Sheaffer Pen Corporation  is a manufacturer of writing instruments, particularly luxury fountain pens. The company was founded by Walter A. Sheaffer in Fort Madison, Iowa, and incorporated in 1913  to exploit his invention of a lever-filling fountain pen. The brand was sold by French parent company Bic to A. T. Cross Company in August, 2014.

In 1912, Walter A. Sheaffer took his idea of a pen-filling apparatus that utilized a lever system and, with his life savings, founded the W.A. Sheaffer Pen Company in Fort Madison, Iowa. The company was established in the backroom of Mr. Sheaffer's jewelry store with seven employees, and was incorporated a year later, in 1913. By the 1930s, Sheaffer fountain pens were being advertised as the pen that "fills instantly from any ink-well, with one touch of a finger. Cleans automatically when filling."

Sheaffer has manufactured fountain pens down to the present day. The original lever-filler mechanism remained in use through the end of the 1940s, though a sacless plunger design was introduced in the early 1930s.

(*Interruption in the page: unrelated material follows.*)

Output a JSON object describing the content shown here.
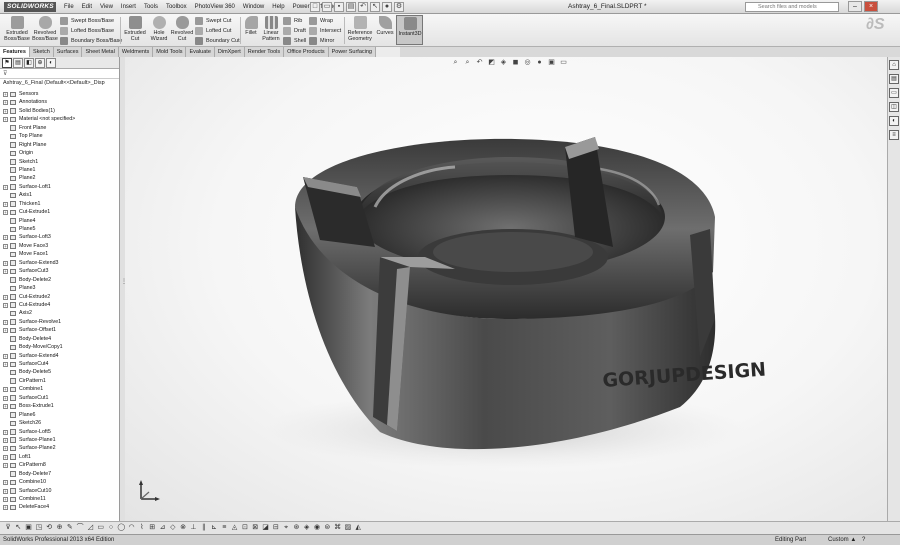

In 1949 Sheaffer adopted the "Touchdown" pneumatic-filling mechanism for its top-line fountain pens. A development of the Touchdown design was the Snorkel, which added a small extendable tube underneath the nib to avoid the need to dip the nib into ink when operating the filler plunger. The last Snorkel pen was the oversize "Pen For Men (PFM)," a fat-bodied model introduced in 1959 with the then-new "Inlaid Nib" which has since featured on all Sheaffer's high-end pens.

All Sheaffer pens after 1959 (excluding the PFM) were designed to accept either ink cartridges or a converter to allow the use of bottled ink. The Targa was a popular high-end model which was introduced in 1976 and came in over 80 different finishes and two sizes (classic and slim). The still very popular Connaisseur pen was introduced in 1986 (using the idiosyncratic spelling as a marketing ploy) as an upgraded version of the low-cost No-Nonsense line that paid homage to earlier Sheaffer flat-tops, and included the high-end Grande series, and three series of Levenger Connoisseur's that were dual branded and sold by Levenger.

Another popular Sheaffer fountain pen was the low-cost "School Pen". Current high-end pens in the range include the Valor and the Legacy series, all of which retain the inlaid nib.

On July 31, 1997, Société Bic S.A., known for its Bic pens and lighters, agreed to buy Sheaffer for less than $50 million. Bic, of France, bought Sheaffer from Gefinor S.A., a Geneva-based investment bank, according to Thierry Michels, communications director at Bic. Michels said Bic paid less than the $50 million that Sheaffer had achieved in current annual sales. At the time of the Bic purchase, Sheaffer had 550 employees, 450 of whom were based in North America.

In 2003, corporate officials announced their intention of closing Sheaffer's Fort Madison, Iowa, plant after nearly a century of making pens in the southeastern Iowa city. At its peak, the company employed more than 1,000 people in Fort Madison. The shutdown of the factory was completed by the end of March 2008, affecting about 40 workers. Sheaffer's fountain pen point assembly department was moved to a third-party manufacturer in China. Customer service, purchasing, information technology, warehousing and distribution operations, packaging, and quality control were relocated to Slovakia.

Bought by BIC in 1997, Sheaffer was sold in August 2014 to the A. T. Cross Company for $15 million (US).